Shinqiti explicitly stated “so let us witness a year of a new and unified group between differing Muslims sects, with all their descriptions, doctrines, and orientations.”
Shinqiti said that the goal should be uniting in order to “liberate Muslim lands – and at its head is Palestine.” Championing the Palestinian cause has become a common talking point for JNIM.
Rivalry in the Sahel
These pamphlets came after a period of increased tensions between JNIM and the Islamic State’s men in the region. Clashes between the two jihadist camps have been reported in central and northern Mali in recent weeks.
Additionally, Malian media has reported alleged clashes in January within JNIM’s Katibat Macina over members trying to join the Islamic State’s fold. If this is true, it would not be the first time members of Katibat Macina have defected to the Islamic State.
Other former JNIM militants have also recently defected to the Islamic State. In a video released last month, jihadists in the Nampala area of Mali, which sits close to the borders with Mauritania, a group of fighters announced their loyalty to the new Islamic State emir.
Despite these reports of increased tensions and defections, the two groups have historically coordinated on the ground. In fact, the most recent report from the UN’s monitoring group on terrorist groups around the world repeated this reporting.
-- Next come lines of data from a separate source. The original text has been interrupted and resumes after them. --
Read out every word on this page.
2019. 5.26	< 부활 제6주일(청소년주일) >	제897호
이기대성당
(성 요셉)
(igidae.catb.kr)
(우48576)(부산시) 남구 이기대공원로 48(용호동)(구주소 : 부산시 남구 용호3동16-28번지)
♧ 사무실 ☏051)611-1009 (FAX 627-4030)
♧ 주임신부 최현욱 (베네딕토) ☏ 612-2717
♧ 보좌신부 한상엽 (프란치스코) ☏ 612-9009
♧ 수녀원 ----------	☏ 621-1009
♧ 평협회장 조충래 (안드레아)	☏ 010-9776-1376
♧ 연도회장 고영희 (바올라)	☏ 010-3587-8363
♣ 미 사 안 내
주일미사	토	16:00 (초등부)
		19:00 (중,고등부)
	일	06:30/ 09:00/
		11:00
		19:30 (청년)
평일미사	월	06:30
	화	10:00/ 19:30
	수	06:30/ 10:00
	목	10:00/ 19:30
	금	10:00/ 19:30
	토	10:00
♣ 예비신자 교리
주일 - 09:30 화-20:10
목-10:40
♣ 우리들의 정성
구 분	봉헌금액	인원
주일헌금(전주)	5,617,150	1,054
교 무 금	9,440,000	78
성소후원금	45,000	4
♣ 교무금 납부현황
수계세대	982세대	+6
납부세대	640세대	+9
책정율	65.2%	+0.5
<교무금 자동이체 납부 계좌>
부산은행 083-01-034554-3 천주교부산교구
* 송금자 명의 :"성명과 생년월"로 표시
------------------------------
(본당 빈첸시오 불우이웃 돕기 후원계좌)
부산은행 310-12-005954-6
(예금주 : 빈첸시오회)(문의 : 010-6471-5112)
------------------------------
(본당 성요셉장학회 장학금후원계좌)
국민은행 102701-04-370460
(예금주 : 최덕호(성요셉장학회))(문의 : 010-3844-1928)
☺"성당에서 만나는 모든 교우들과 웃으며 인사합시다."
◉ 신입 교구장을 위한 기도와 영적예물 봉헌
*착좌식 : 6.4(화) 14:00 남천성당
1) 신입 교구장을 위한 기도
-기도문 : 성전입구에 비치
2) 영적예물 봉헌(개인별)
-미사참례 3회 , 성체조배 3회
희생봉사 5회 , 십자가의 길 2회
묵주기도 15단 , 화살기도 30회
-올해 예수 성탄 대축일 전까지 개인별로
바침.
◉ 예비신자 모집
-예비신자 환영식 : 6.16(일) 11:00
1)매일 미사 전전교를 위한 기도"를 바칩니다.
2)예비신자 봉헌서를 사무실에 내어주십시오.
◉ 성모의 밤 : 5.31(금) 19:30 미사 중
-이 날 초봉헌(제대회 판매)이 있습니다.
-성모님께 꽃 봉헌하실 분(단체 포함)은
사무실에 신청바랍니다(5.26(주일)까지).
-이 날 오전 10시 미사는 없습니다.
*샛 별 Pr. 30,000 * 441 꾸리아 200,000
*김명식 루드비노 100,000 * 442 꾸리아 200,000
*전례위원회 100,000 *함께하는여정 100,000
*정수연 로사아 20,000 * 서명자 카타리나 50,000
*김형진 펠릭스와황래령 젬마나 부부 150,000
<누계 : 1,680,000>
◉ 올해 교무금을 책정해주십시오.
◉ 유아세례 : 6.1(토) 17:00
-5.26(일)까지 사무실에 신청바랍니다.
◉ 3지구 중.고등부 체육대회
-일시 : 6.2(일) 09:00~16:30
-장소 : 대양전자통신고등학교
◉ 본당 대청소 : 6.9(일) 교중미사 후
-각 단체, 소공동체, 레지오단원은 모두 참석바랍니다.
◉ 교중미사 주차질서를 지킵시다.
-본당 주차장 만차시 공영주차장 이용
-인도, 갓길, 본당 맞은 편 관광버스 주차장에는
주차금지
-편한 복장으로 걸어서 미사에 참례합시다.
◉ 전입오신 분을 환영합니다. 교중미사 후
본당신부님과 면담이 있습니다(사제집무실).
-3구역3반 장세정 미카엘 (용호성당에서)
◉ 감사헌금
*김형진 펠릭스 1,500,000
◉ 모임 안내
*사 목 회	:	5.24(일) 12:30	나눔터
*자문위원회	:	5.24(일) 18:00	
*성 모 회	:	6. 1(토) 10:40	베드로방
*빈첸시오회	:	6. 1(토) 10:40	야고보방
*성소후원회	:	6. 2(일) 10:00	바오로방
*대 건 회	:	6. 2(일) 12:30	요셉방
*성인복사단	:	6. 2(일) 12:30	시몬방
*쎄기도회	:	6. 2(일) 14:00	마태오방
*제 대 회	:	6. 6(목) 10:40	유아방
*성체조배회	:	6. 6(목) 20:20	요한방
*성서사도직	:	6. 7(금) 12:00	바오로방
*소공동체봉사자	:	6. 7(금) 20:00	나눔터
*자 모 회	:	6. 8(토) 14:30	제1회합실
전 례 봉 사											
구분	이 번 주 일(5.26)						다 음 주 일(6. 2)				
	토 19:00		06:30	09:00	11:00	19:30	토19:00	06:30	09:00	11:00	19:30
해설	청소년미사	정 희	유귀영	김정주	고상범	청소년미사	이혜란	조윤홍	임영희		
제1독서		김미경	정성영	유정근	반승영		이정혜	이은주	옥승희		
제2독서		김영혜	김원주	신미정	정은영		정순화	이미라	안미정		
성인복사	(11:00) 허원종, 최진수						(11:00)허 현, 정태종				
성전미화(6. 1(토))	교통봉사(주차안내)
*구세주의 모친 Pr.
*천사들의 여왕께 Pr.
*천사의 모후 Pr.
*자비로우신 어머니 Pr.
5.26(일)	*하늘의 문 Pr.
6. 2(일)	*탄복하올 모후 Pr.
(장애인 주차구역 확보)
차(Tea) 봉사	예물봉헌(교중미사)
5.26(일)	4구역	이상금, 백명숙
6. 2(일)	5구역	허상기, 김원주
In regards to recent attacks in Burkina Faso by both the Islamic State and JNIM, the UN report noted “the operational efficiency of terrorist groups in the region is enhanced by deconfliction and operational collaboration between the groups in high-profile attacks.”
This follows several years of similar messaging. In Jan. 2016, the then leader of al Qaeda in the Islamic Maghreb’s Sahara Emirate, Yahya Abu al Hammam, gave an interview to Mauritanian news site Al Akhbar in which he stated AQ and the leader of the Islamic State in the Sahel, Abu Walid al Sahrawi, were in communication.
However, it appears that this dynamic may be changing. The release of Shinqiti’s pamphlets signals that the group is likely trying to mitigate tensions both within and outside its organization in the wake of these increased tensions and defections.
As the Islamic State continues to grow in the Sahel, it is possible that it will be able to attract more fighters from al Qaeda’s camp. This will not come without consequences, however, as future clashes between these two jihadist heavyweights are likely to occur.
In the event of increased infighting, it is unclear how long the reported continued coordination between the groups can be sustained.